Aren't we special. :rolleyes:

Nothing wrong with the discussion as is. Just trying to get some basic ideas across about the energy needs of competitive tennis players. Most readers here are quite capable of researching specifics on HIIT or other types of interval training once they realize that aerobic training alone is not sufficient for their energy needs for tennis.
 

michael valek

Hall of Fame
I tend to agree with tennis3. When I moved to Europe about 9 years ago I started to play on clay after a lifetime of hard courts. I realized I wasn’t fit enough at all for clay so started jogging regularly which helped quite a bit.

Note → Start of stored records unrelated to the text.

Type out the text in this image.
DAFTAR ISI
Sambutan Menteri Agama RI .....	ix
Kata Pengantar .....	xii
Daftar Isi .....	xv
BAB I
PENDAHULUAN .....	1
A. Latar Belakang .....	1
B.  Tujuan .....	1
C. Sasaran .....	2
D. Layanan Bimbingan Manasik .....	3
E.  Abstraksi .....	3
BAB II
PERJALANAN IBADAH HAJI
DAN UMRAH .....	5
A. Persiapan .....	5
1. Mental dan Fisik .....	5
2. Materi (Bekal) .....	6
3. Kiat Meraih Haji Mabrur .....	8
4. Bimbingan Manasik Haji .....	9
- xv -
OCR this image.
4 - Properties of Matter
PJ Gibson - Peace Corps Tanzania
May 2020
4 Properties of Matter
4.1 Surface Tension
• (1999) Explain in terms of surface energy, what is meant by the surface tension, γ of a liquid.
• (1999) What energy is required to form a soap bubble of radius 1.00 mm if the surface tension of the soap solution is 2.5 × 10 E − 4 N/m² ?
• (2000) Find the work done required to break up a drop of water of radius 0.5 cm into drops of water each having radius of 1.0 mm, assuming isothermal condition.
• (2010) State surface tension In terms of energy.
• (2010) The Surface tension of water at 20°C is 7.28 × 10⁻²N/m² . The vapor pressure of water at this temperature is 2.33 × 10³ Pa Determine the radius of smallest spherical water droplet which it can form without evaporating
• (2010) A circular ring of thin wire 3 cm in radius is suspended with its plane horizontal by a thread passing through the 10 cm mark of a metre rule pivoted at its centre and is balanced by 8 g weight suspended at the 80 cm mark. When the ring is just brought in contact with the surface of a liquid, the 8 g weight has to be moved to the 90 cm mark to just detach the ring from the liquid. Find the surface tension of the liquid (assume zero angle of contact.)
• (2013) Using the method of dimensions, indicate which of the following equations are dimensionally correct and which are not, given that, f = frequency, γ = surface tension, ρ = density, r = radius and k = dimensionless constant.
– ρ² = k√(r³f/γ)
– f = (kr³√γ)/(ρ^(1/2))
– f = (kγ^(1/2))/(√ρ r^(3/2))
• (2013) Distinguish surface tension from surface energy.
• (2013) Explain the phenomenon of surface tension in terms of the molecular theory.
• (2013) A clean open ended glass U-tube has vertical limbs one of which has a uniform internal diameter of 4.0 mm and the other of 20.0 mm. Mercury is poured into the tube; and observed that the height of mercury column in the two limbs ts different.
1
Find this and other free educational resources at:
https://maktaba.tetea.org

Then I discovered slow running which I’ve been doing for about 5-6 years, mainly in the winter about 5k twice or 3x a week, plus 3k twice as well and sprint sessions. It was only when I started this slow jogging that my fitness started to improve exponentially - because the running was never hard enough or long enough to exhaust me or leave me unable to do it all over again the next day and the next day etc. Also was playing tennis 3x a week in winter and 5-6x in summer. With less jogging. After a couple of years I can say I’ve never been fitter - it’s a cumulative effect. Many people here go running once or twice a month, too far and fast, and that destroys them for a week. This slow cumulative approach works for me. Of course it’s relative to other guys my age who do nothing except tennis and run once a week and drink beer etc. I also drink beer etc but I was never faster or fitter on court - sure you feel the anaerobic burn after a long point but recovery is immediate and energy levels are not affected.